Real Art Ways
- Former names: RAW
- Location: 56 Arbor Street Hartford Connecticut, U.S.
- Type: Art and event space
- Events: Art exhibitions, film screenings, music, theater, literary, community events

Construction
- Opened: 1975; 51 years ago

Website
- www.realartways.org

= Real Art Ways =

Non-profit art space in Connecticut, U.S.

Real Art Ways is a non-profit art space established in 1975. Located at 56 Arbor Street in the Parkville neighborhood of Hartford, Connecticut, Real Art Ways exhibits visual art, houses an independent cinema and presents live music, theater, and literary and community events.

It has shown such artists as Sol LeWitt, Pepon Osorio, Jenny Holzer, Cindy Sherman, Robert Longo, David Salle, Roxy Paine, and Louise Bourgeois. Real Art Ways has also hosted notable performances by John Cage, Philip Glass, Ornette Coleman, Steve Reich, Laurie Anderson, Allen Ginsberg and others. The cinema at Real Art Ways regularly wins Best Art Cinema in the Hartford Advocates annual Best of Hartford awards.

== History ==

Real Art Ways was founded in 1975 by artists Ruth Cutler, Dan R. Talley, Al Baccili, Joseph Celli and Stan Sharshal.

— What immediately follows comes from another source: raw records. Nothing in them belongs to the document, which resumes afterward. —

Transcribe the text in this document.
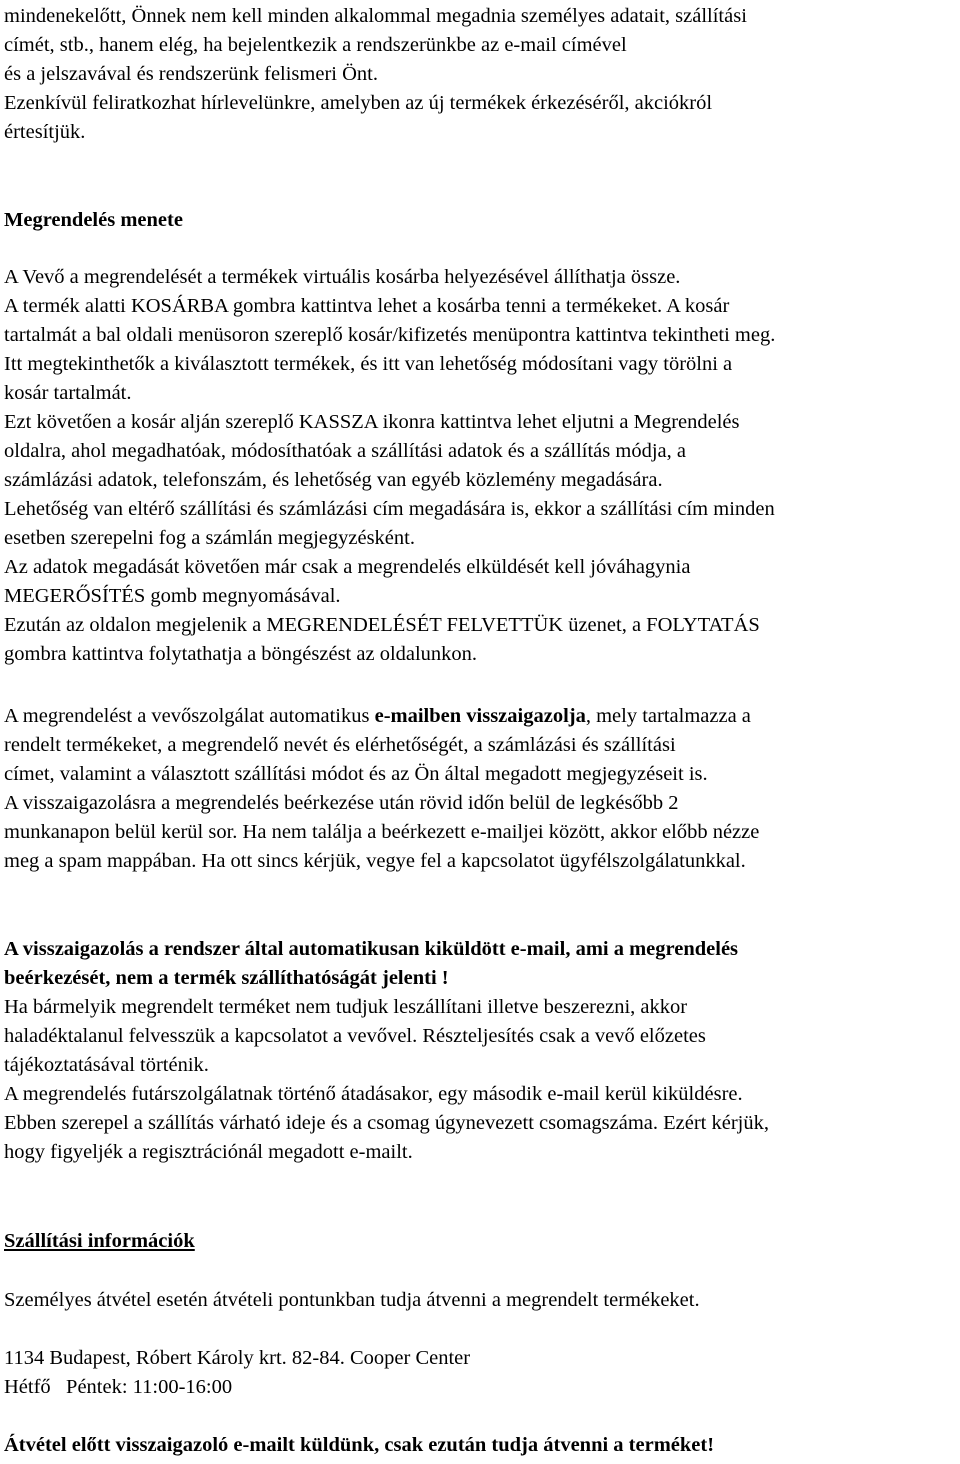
mindenekelőtt, Önnek nem kell minden alkalommal megadnia személyes adatait, szállítási
címét, stb., hanem elég, ha bejelentkezik a rendszerünkbe az e-mail címével
és a jelszavával és rendszerünk felismeri Önt.
Ezenkívül feliratkozhat hírlevelünkre, amelyben az új termékek érkezéséről, akciókról
értesítjük.
Megrendelés menete
A Vevő a megrendelését a termékek virtuális kosárba helyezésével állíthatja össze.
A termék alatti KOSÁRBA gombra kattintva lehet a kosárba tenni a termékeket. A kosár
tartalmát a bal oldali menüsoron szereplő kosár/kifizetés menüpontra kattintva tekintheti meg.
Itt megtekinthetők a kiválasztott termékek, és itt van lehetőség módosítani vagy törölni a
kosár tartalmát.
Ezt követően a kosár alján szereplő KASSZA ikonra kattintva lehet eljutni a Megrendelés
oldalra, ahol megadhatóak, módosíthatóak a szállítási adatok és a szállítás módja, a
számlázási adatok, telefonszám, és lehetőség van egyéb közlemény megadására.
Lehetőség van eltérő szállítási és számlázási cím megadására is, ekkor a szállítási cím minden
esetben szerepelni fog a számlán megjegyzésként.
Az adatok megadását követően már csak a megrendelés elküldését kell jóváhagynia
MEGERŐSÍTÉS gomb megnyomásával.
Ezután az oldalon megjelenik a MEGRENDELÉSÉT FELVETTÜK üzenet, a FOLYTATÁS
gombra kattintva folytathatja a böngészést az oldalunkon.
A megrendelést a vevőszolgálat automatikus e-mailben visszaigazolja, mely tartalmazza a
rendelt termékeket, a megrendelő nevét és elérhetőségét, a számlázási és szállítási
címet, valamint a választott szállítási módot és az Ön által megadott megjegyzéseit is.
A visszaigazolásra a megrendelés beérkezése után rövid időn belül de legkésőbb 2
munkanapon belül kerül sor. Ha nem találja a beérkezett e-mailjei között, akkor előbb nézze
meg a spam mappában. Ha ott sincs kérjük, vegye fel a kapcsolatot ügyfélszolgálatunkkal.
A visszaigazolás a rendszer által automatikusan kiküldött e-mail, ami a megrendelés
beérkezését, nem a termék szállíthatóságát jelenti !
Ha bármelyik megrendelt terméket nem tudjuk leszállítani illetve beszerezni, akkor
haladéktalanul felvesszük a kapcsolatot a vevővel. Részteljesítés csak a vevő előzetes
tájékoztatásával történik.
A megrendelés futárszolgálatnak történő átadásakor, egy második e-mail kerül kiküldésre.
Ebben szerepel a szállítás várható ideje és a csomag úgynevezett csomagszáma. Ezért kérjük,
hogy figyeljék a regisztrációnál megadott e-mailt.
Szállítási információk
Személyes átvétel esetén átvételi pontunkban tudja átvenni a megrendelt termékeket.
1134 Budapest, Róbert Károly krt. 82-84. Cooper Center
Hétfő   Péntek: 11:00-16:00
Átvétel előtt visszaigazoló e-mailt küldünk, csak ezután tudja átvenni a terméket!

In 1982, Real Art Ways (R.A.W.) sued the comics magazine RAW over its name.

== Public Art ==

Real Art Ways has presented a number of public art projects in Hartford, Connecticut. This includes an installation by the sound artist Alvin Lucier. Most recently, Real Public 2009 included work by Margarida Correia, Satch Hoyt, Sofia Maldonado and Matthew Rodriguez.